The two finished the route in the dark, where they navigated the final 5.12 by headlamp. “It was cool having a partner push me; I’d never had that before,” he says of Vanoni’s encouragement and positive support. Today the two are roommates in Bend, where Stroh is studying nursing at Central Oregon Community College, and Vanoni is attending Oregon State. “We’re always encouraging each other. I’m appreciative of what we have.”
After their success in Red Rock, the two set off to Joshua Tree and fired the splitter Equinox, 5.12c, first go, then ticked Asteroid Crack 5.13a. After a brief stint of bouldering in the Buttermilks on the Sierra Eastside, Stroh and Vanoni headed to El Cap and Freerider. Climbing ground up over five days for their first overnight wall, the two managed a mostly clean ascent, with Stroh ticking all the cruxes, including grueling 5.10 offwidth and sending multiple 5.12 leads. What stymied him was the “Scotty Burke” offwidth, a 5.10 flare merely a few pitches from the top. Hard trad was all he wanted to do.
On their next climb, Stroh and Will Sharp freed the Westie Face of Leaning Tower, 5.13a A0, ground up, which they fired over two days. Since Stroh balanced school full time while climbing, he prioritized his studies over social time. “I would get off the wall and do homework for three days and not hang out,” he says.
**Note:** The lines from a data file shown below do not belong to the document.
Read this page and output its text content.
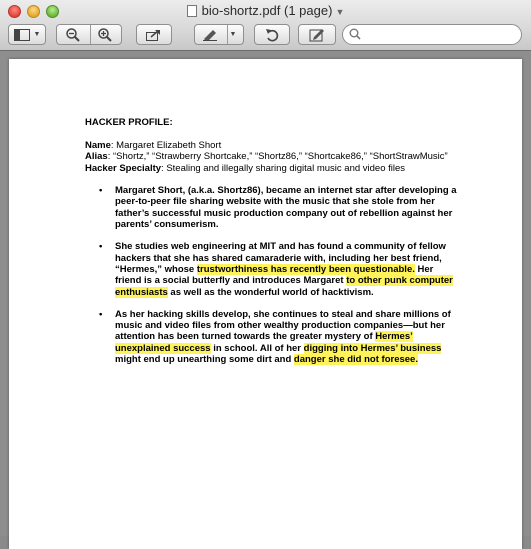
bio-shortz.pdf (1 page) ▼
▼	▼
HACKER PROFILE:
Name: Margaret Elizabeth Short
Alias: “Shortz,” “Strawberry Shortcake,” “Shortz86,” “Shortcake86,” “ShortStrawMusic”
Hacker Specialty: Stealing and illegally sharing digital music and video files
• Margaret Short, (a.k.a. Shortz86), became an internet star after developing a peer-to-peer file sharing website with the music that she stole from her father’s successful music production company out of rebellion against her parents’ consumerism.
• She studies web engineering at MIT and has found a community of fellow hackers that she has shared camaraderie with, including her best friend, “Hermes,” whose trustworthiness has recently been questionable. Her friend is a social butterfly and introduces Margaret to other punk computer enthusiasts as well as the wonderful world of hacktivism.
• As her hacking skills develop, she continues to steal and share millions of music and video files from other wealthy production companies—but her attention has been turned towards the greater mystery of Hermes’ unexplained success in school. All of her digging into Hermes’ business might end up unearthing some dirt and danger she did not foresee.
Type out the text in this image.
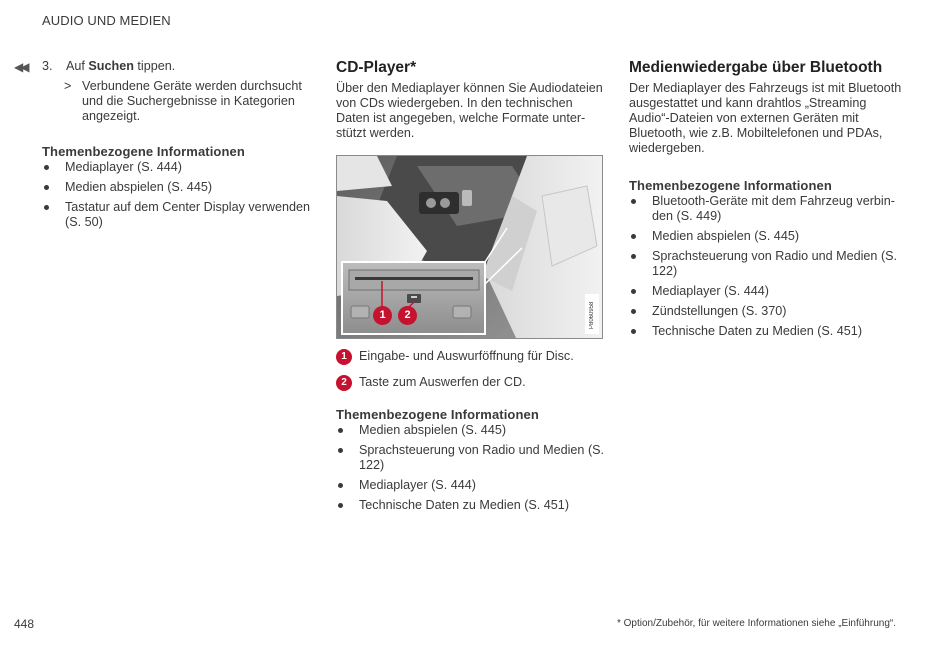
AUDIO UND MEDIEN
◀◀ 3. Auf Suchen tippen.
> Verbundene Geräte werden durchsucht und die Suchergebnisse in Kategorien angezeigt.
Themenbezogene Informationen
Mediaplayer (S. 444)
Medien abspielen (S. 445)
Tastatur auf dem Center Display verwenden (S. 50)
CD-Player*

Über den Mediaplayer können Sie Audiodateien von CDs wiedergeben. In den technischen Daten ist angegeben, welche Formate unterstützt werden.

1	2	P8060958
1 Eingabe- und Auswurföffnung für Disc.
2 Taste zum Auswerfen der CD.
Themenbezogene Informationen
Medien abspielen (S. 445)
Sprachsteuerung von Radio und Medien (S. 122)
Mediaplayer (S. 444)
Technische Daten zu Medien (S. 451)
Medienwiedergabe über Bluetooth

Der Mediaplayer des Fahrzeugs ist mit Bluetooth ausgestattet und kann drahtlos „Streaming Audio“-Dateien von externen Geräten mit Bluetooth, wie z.B. Mobiltelefonen und PDAs, wiedergeben.

Themenbezogene Informationen
Bluetooth-Geräte mit dem Fahrzeug verbinden (S. 449)
Medien abspielen (S. 445)
Sprachsteuerung von Radio und Medien (S. 122)
Mediaplayer (S. 444)
Zündstellungen (S. 370)
Technische Daten zu Medien (S. 451)
448	* Option/Zubehör, für weitere Informationen siehe „Einführung“.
Four months later he returned to Yosemite. With his new system in hand and climbing alone, he rappelled the entirety of Freerider and stopped along the way down to work out the moves on the Scotty Burke section and revisit various cruxes as he passed them by. “I worked the Boulder Problem, stashed some water and did the Monster on a Mini Trax. I had sleeping stuff with me and food for the night, but it went much smoother than I thought, and I reached the ground at 10 p.m. Rapping El Cap alone — that was exciting, I’d never done anything like that before.”
Two days later and partnered with Graham Webb, Stroh returned to Freerider and led the route clean in 18:51, nabbing the youngest known free ascent of El Cap in a day. He was 20. Then he headed back to Indian Creek, and on the week, he turned 21, he flashed Learning to Fly 5.13b and sent Air Sweden 5.13R.
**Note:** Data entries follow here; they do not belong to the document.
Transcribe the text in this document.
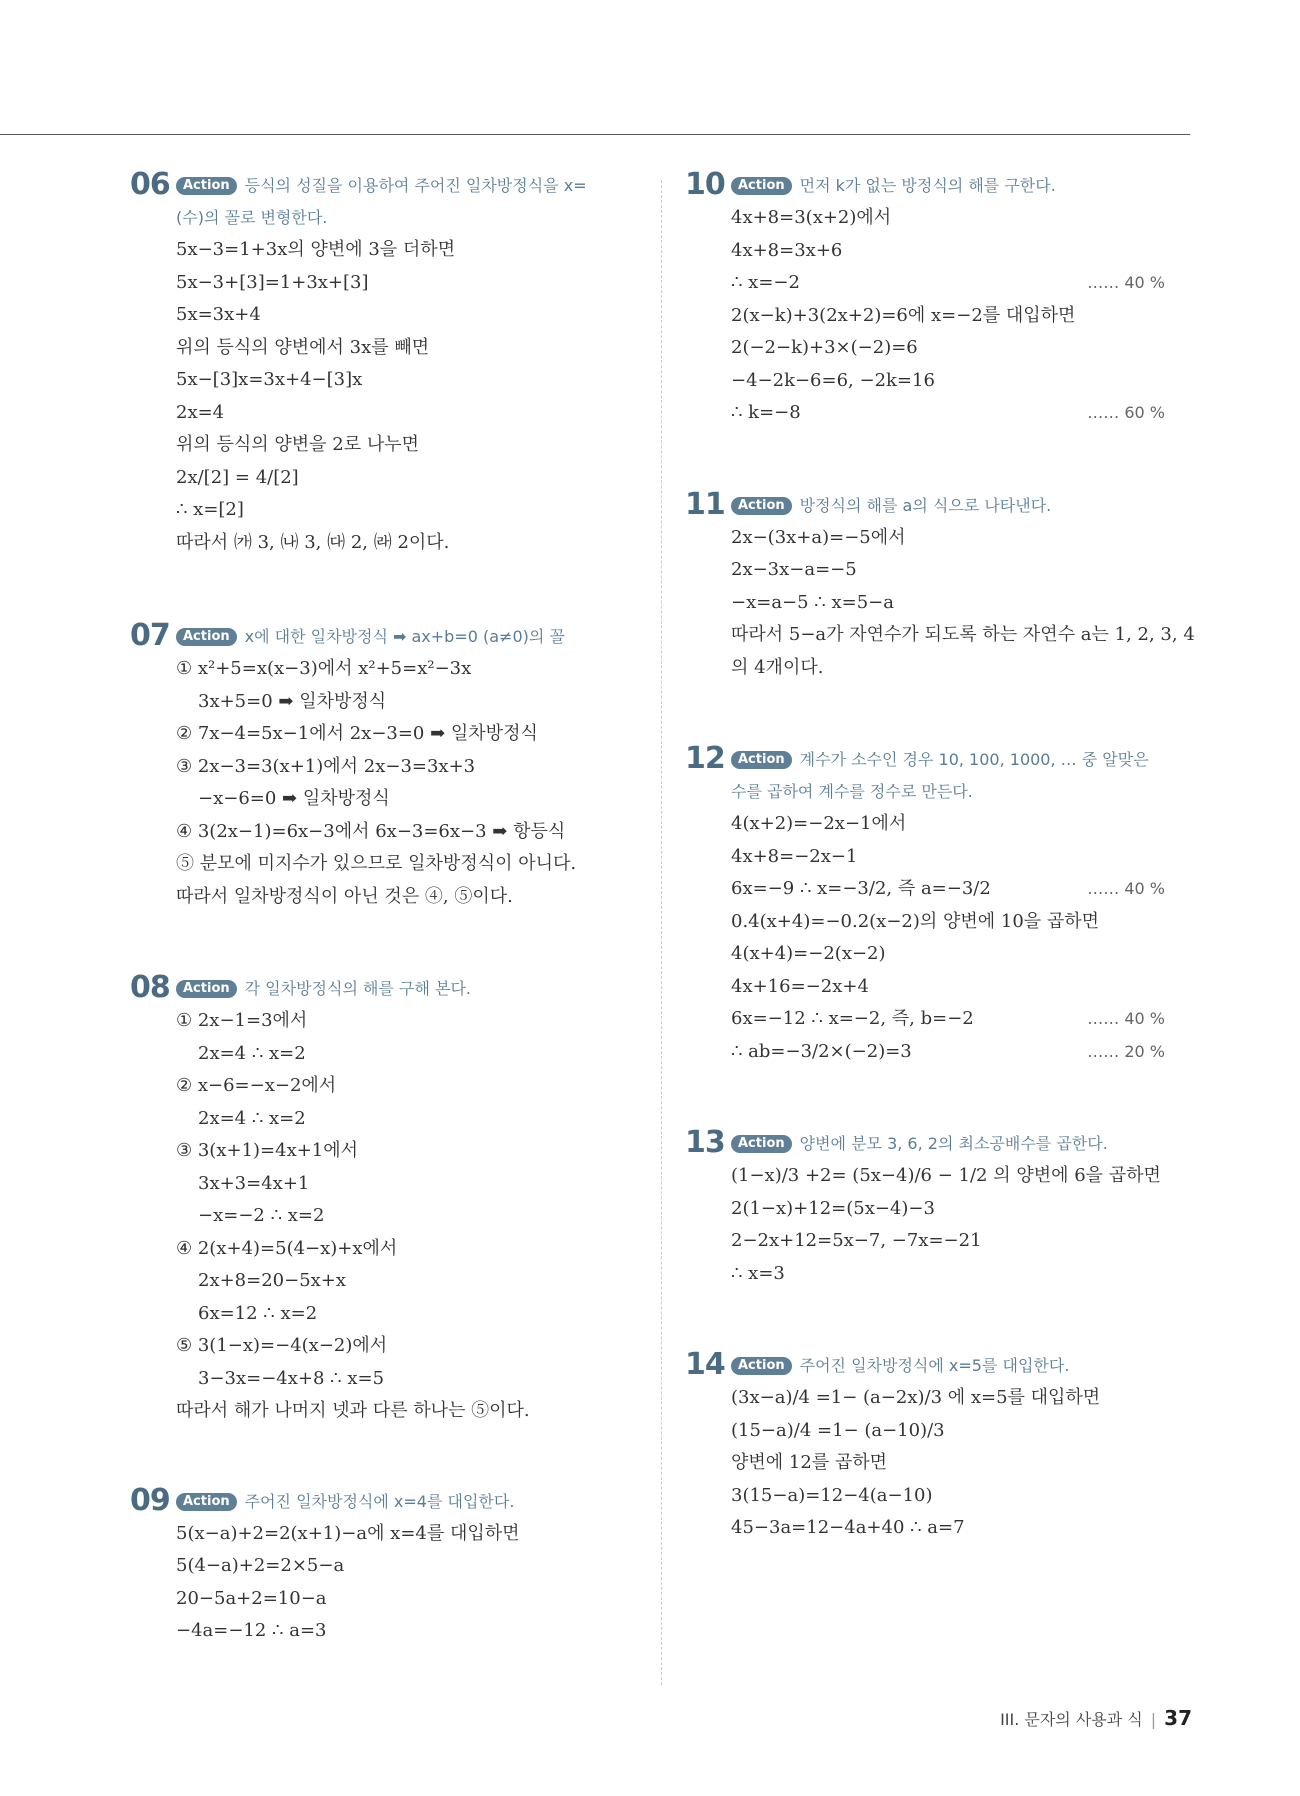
06	Action 등식의 성질을 이용하여 주어진 일차방정식을 x=(수)의 꼴로 변형한다.
5x−3=1+3x의 양변에 3을 더하면
5x−3+[3]=1+3x+[3]
5x=3x+4
위의 등식의 양변에서 3x를 빼면
5x−[3]x=3x+4−[3]x
2x=4
위의 등식의 양변을 2로 나누면
2x/[2] = 4/[2]
∴ x=[2]
따라서 ㈎ 3, ㈏ 3, ㈐ 2, ㈑ 2이다.
07	Action x에 대한 일차방정식 ➡ ax+b=0 (a≠0)의 꼴
① x²+5=x(x−3)에서 x²+5=x²−3x
3x+5=0 ➡ 일차방정식
② 7x−4=5x−1에서 2x−3=0 ➡ 일차방정식
③ 2x−3=3(x+1)에서 2x−3=3x+3
−x−6=0 ➡ 일차방정식
④ 3(2x−1)=6x−3에서 6x−3=6x−3 ➡ 항등식
⑤ 분모에 미지수가 있으므로 일차방정식이 아니다.
따라서 일차방정식이 아닌 것은 ④, ⑤이다.
08	Action 각 일차방정식의 해를 구해 본다.
① 2x−1=3에서
2x=4 ∴ x=2
② x−6=−x−2에서
2x=4 ∴ x=2
③ 3(x+1)=4x+1에서
3x+3=4x+1
−x=−2 ∴ x=2
④ 2(x+4)=5(4−x)+x에서
2x+8=20−5x+x
6x=12 ∴ x=2
⑤ 3(1−x)=−4(x−2)에서
3−3x=−4x+8 ∴ x=5
따라서 해가 나머지 넷과 다른 하나는 ⑤이다.
09	Action 주어진 일차방정식에 x=4를 대입한다.
5(x−a)+2=2(x+1)−a에 x=4를 대입하면
5(4−a)+2=2×5−a
20−5a+2=10−a
−4a=−12 ∴ a=3
10	Action 먼저 k가 없는 방정식의 해를 구한다.
4x+8=3(x+2)에서
4x+8=3x+6
∴ x=−2	…… 40 %
2(x−k)+3(2x+2)=6에 x=−2를 대입하면
2(−2−k)+3×(−2)=6
−4−2k−6=6, −2k=16
∴ k=−8	…… 60 %
11	Action 방정식의 해를 a의 식으로 나타낸다.
2x−(3x+a)=−5에서
2x−3x−a=−5
−x=a−5 ∴ x=5−a
따라서 5−a가 자연수가 되도록 하는 자연수 a는 1, 2, 3, 4
의 4개이다.
12	Action 계수가 소수인 경우 10, 100, 1000, … 중 알맞은 수를 곱하여 계수를 정수로 만든다.
4(x+2)=−2x−1에서
4x+8=−2x−1
6x=−9 ∴ x=−3/2, 즉 a=−3/2	…… 40 %
0.4(x+4)=−0.2(x−2)의 양변에 10을 곱하면
4(x+4)=−2(x−2)
4x+16=−2x+4
6x=−12 ∴ x=−2, 즉, b=−2	…… 40 %
∴ ab=−3/2×(−2)=3	…… 20 %
13	Action 양변에 분모 3, 6, 2의 최소공배수를 곱한다.
(1−x)/3 +2= (5x−4)/6 − 1/2 의 양변에 6을 곱하면
2(1−x)+12=(5x−4)−3
2−2x+12=5x−7, −7x=−21
∴ x=3
14	Action 주어진 일차방정식에 x=5를 대입한다.
(3x−a)/4 =1− (a−2x)/3 에 x=5를 대입하면
(15−a)/4 =1− (a−10)/3
양변에 12를 곱하면
3(15−a)=12−4(a−10)
45−3a=12−4a+40 ∴ a=7
III. 문자의 사용과 식 | 37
He has his sights on Leaning Tower’s hardest, Wet Lycra Nightmare, a 5.13d radically steep line with tips laybacking. He also wants to do El Cap’s Pineapple Express 5.13c, opened by Canadian Sonnie Trotter. He wants to do both lines with Vanoni. For Pineapple Express, Stroh and Vanoni are bringing their friend Tavish Hansen.
Today, Stroh remains dedicated to his studies as ever, but he’d also like to expand beyond the bubble-life of studying in his van when he’s on the road. Sometimes he finds it hard to stay motivated with school and he pivots over if he should take a break and focus full time on climbing.
“Getting more immersed in the climbing community would be cool,” he says. “And I’d like to have a relationship with a company. Being able to inspire your peers is a rad thing; I think it’s cool to feed off each other’s energy. When I’m not climbing, I always watch videos of Trotter and Will Stanhope, and Leo Houlding. If someday I can inspire someone in that way, that would be really cool.”